- Born: 26 April 1912
- Died: 1 April 2009 (aged 96)
- Occupation: Painter

= Eugene Salamin (artist) =

Polish-American painter

Eugene Salamin (26 April 1912 – 1 April 2009) was a Polish-American painter.

==Early life==
Born in the Polish region of Galicia in 1912, immigrated to the United States in 1929. He worked a range of temporary jobs during the Great Depression, became committed to Communist Party activism. His serious efforts at artistic painting had already begun during this time.

Talented as a draftsman despite the fact that he had not yet enjoyed any formal training in the painter's craft, he would eventually receive informal art training from the urban scene printmaker Philip Reisman – a relationship which would continue until after the close of World War II. Reismann (1904–1992) was a Polish-born American Jewish who studied at the Art Students League of New York and later participated at the Federal Art Project.

Salamin's artistic leanings during the Depression era also permitted some work as an artist for the Works Progress Administration. Its end during the war years meant that social realism was now officially disfavored: canvases were thrown away and even burned according to the dictates of the United States government.

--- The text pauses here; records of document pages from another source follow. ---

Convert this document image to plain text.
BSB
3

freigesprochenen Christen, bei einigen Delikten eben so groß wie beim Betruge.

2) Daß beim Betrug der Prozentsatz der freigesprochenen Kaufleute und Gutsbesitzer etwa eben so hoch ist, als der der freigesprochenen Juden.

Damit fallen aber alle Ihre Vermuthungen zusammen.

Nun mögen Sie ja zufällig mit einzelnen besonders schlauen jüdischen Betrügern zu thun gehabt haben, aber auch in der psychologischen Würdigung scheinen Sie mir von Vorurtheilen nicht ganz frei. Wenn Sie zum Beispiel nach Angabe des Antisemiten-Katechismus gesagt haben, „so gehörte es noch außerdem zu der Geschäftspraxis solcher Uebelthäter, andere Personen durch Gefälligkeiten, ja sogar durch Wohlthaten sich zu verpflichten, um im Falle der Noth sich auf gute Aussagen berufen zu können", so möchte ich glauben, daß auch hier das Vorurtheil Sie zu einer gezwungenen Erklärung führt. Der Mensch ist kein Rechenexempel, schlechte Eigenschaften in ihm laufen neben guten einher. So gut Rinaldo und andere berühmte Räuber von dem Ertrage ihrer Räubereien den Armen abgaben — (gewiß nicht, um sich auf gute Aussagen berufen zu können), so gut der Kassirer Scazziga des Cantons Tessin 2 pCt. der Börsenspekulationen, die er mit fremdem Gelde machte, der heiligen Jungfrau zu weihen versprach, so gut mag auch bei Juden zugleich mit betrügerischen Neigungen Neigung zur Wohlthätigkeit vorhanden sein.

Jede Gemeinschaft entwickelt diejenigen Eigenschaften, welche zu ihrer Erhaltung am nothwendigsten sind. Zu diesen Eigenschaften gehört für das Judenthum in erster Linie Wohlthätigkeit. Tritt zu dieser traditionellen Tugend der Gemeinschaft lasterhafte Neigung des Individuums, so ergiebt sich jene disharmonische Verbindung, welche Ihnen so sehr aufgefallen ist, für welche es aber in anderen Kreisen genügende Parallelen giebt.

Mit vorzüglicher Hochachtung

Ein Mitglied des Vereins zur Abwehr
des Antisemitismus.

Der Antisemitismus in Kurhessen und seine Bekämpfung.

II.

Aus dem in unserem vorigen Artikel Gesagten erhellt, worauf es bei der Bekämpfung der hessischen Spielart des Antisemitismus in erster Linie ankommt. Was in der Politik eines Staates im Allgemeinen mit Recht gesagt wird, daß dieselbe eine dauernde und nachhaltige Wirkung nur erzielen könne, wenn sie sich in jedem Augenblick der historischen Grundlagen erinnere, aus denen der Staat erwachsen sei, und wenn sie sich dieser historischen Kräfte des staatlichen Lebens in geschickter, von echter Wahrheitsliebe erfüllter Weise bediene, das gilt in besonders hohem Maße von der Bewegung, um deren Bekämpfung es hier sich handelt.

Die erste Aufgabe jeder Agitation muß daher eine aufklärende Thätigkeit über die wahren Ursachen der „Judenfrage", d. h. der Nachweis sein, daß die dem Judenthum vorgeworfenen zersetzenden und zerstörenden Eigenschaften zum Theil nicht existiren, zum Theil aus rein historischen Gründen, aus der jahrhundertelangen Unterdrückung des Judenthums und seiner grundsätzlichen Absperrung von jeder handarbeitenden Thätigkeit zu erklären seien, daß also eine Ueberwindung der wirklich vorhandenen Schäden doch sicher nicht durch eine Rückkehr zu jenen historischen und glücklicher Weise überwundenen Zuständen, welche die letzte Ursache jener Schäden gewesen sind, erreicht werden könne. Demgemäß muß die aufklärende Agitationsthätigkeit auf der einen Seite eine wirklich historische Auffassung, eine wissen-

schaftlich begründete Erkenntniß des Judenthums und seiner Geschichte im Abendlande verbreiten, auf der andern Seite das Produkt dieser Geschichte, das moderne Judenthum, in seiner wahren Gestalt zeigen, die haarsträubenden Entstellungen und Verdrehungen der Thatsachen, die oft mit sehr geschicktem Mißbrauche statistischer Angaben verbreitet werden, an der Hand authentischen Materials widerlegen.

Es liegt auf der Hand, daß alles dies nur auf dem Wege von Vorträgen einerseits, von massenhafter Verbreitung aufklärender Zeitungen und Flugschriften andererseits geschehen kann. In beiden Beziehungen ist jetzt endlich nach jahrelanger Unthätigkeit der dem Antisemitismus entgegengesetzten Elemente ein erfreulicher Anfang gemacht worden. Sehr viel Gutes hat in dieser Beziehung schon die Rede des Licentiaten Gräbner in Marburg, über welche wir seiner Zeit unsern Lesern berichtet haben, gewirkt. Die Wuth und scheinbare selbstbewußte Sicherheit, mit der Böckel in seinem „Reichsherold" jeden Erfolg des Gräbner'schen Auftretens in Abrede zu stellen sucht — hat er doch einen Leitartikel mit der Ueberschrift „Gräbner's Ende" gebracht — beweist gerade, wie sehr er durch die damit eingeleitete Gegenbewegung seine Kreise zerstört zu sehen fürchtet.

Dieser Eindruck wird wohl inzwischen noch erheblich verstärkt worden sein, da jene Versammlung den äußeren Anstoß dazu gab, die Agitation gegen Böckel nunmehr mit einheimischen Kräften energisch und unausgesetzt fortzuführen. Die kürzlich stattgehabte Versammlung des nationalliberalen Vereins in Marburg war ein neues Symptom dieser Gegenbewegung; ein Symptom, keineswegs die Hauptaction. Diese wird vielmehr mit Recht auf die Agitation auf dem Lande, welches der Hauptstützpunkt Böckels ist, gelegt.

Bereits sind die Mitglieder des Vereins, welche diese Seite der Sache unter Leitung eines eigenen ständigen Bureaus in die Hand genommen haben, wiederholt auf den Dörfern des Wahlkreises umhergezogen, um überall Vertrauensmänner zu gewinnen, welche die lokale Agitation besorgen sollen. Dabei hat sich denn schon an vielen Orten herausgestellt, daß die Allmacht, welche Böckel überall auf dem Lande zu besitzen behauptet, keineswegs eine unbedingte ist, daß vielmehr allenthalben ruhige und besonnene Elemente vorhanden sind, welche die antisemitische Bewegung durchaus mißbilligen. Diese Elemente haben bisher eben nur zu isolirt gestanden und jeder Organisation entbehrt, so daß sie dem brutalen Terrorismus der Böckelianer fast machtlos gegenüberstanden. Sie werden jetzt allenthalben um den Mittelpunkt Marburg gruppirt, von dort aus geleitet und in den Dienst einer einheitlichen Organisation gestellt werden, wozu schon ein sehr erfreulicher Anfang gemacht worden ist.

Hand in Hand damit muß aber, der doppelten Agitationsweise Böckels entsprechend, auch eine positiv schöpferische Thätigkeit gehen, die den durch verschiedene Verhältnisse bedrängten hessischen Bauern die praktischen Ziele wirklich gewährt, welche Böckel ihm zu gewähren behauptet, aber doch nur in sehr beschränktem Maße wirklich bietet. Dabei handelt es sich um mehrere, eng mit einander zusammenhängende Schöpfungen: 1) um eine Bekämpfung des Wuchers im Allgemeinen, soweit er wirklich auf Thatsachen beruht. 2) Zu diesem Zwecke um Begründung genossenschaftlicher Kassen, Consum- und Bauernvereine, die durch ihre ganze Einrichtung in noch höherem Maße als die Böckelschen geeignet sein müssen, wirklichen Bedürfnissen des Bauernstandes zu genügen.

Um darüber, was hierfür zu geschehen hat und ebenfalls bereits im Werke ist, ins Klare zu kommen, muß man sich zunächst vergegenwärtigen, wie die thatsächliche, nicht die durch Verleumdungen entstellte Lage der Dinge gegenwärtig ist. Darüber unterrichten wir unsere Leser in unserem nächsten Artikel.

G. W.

Among socially minded artists, self-censorship emerged as a response to the "patriotic" requirements as a compromise during the period of World War II. A leftist who supported the war as a struggle against fascism in Europe, Salamin would return to his politically minded art following the war, only to be caught up in an unprecedented wave of anti-communism during the Second Red Scare period.

== Controversies ==
Still obscure, Salamin was faced with political persecution against himself as a communist after the passage of the anti-communist provisions of the 1947 Taft-Hartley Act and his efforts at organizing machinists in the Brooklyn Navy Yard during the 1940s invited political persecution from the American government. Salamin's work in the garment industry, immune to some of the attacks against communist activists in various other spheres of American industry, afforded a measure of protection from the country's creeping McCarthyism.

As a mode of political expression, his art conflicted with American mores of the 1950s, and he would become an "underground artist" while working a day job at a clothing store sweatshop in New York City's Brooklyn borough and the Upper West Side neighborhood, depicting the "dystopian sweatshop" works for which his career has been most recognized.

Retiring from manual work in New York in 1973, he described the "wonderful feeling" of being able to emerge as an artist working full-time.

Salamin continued working into the 2000s (decade) and donated 25 of his works to the Communist Party's reference center in the 1990s. He settled in California during his last years.

== Personal life ==
Salamin died on April 1, 2009, nearly 97 years of age.